Ida B. Wells-Darrow Homes was established between 1939 and 1941, intended to be a public housing project for African-Americans to meet Federal segregation laws. Housing consisted of rowhouses and both mid and high-rise apartment buildings. When completed in 1941, the area was home to approximately 800 row-houses and garden apartments, as well as more than 860 apartments. The last of these buildings were torn down in 2011. Today, the area is home to a mixed-income community known as Oakwood Shores which is intended to completely replace the old housing projects. Like most areas of Chicago, spring, summer, and fall bring warm temperatures that are perfect for long walks along the tree-lined streets. Winters here tend to be bitterly cold with harsh winds, sub-zero temperatures, and plenty of lake effect snow that make going for a walk challenging at best so it is wise to invest in the appropriate gear to keep you and your pup warm.
The terrain here is incredibly flat with plenty of wide open spaces thanks, in part, to the demolition of the housing projects. These have left large, green areas that once housed apartment buildings intended for the low-income families. Although there may not be much in the way of challenging walks, you can make use of the wide-open fields to make sure your pup gets plenty of exercise. The revamped streets with new homes are lined with sidewalks for you and Rover to stroll along. Many of them have shady trees for you to rest under while Rover takes care of business. Most of the sidewalks in the area are safe to walk on, but given the amount of demolition, you do need to pay close attention to where you go and where you put your feet. In the newer areas where single-family and multifamily homes have been refurbished or built new, the sidewalks are clean and very user-friendly.
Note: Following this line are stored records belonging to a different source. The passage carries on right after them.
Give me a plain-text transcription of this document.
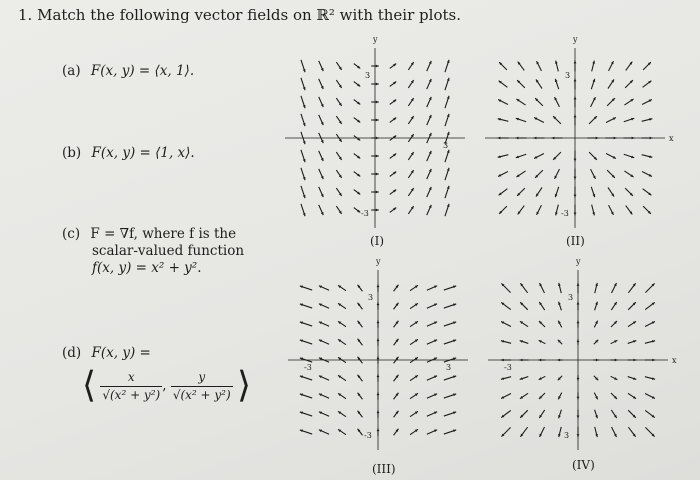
1. Match the following vector fields on ℝ² with their plots.
(a) F(x, y) = ⟨x, 1⟩.
(b) F(x, y) = ⟨1, x⟩.
(c) F = ∇f, where f is the
scalar-valued function
f(x, y) = x² + y².
(d) F(x, y) =
⟨ $\frac{x}{\text{√(x² + y²)}}$ , $\frac{y}{\text{√(x² + y²)}}$ ⟩
y
3
-3
3
y
3
-3
x
y
3
-3
3
-3
y
3
3
-3
x
(I)	(II)
(III)	(IV)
Thanks in part to the amount of demolition being completed in recent years, there are vast swaths of green where the old project apartment buildings used to stand. There are several small parks in town, most of which are dog-friendly, and of course, Burnham Park on the shores of Lake Michigan is only a few blocks away. No matter where you turn in Oakwood, there is green space for you and your dog to take advantage of during the many long summer days typically seen here. Oakwood may not be the largest community in the Greater Chicago area, but it currently has more open green space than many of the other communities. However, as the area continues to grow and new housing is built, many of these spaces will eventually be filled with new single and multi-family homes as more Chicagoans look for their piece of the American dream.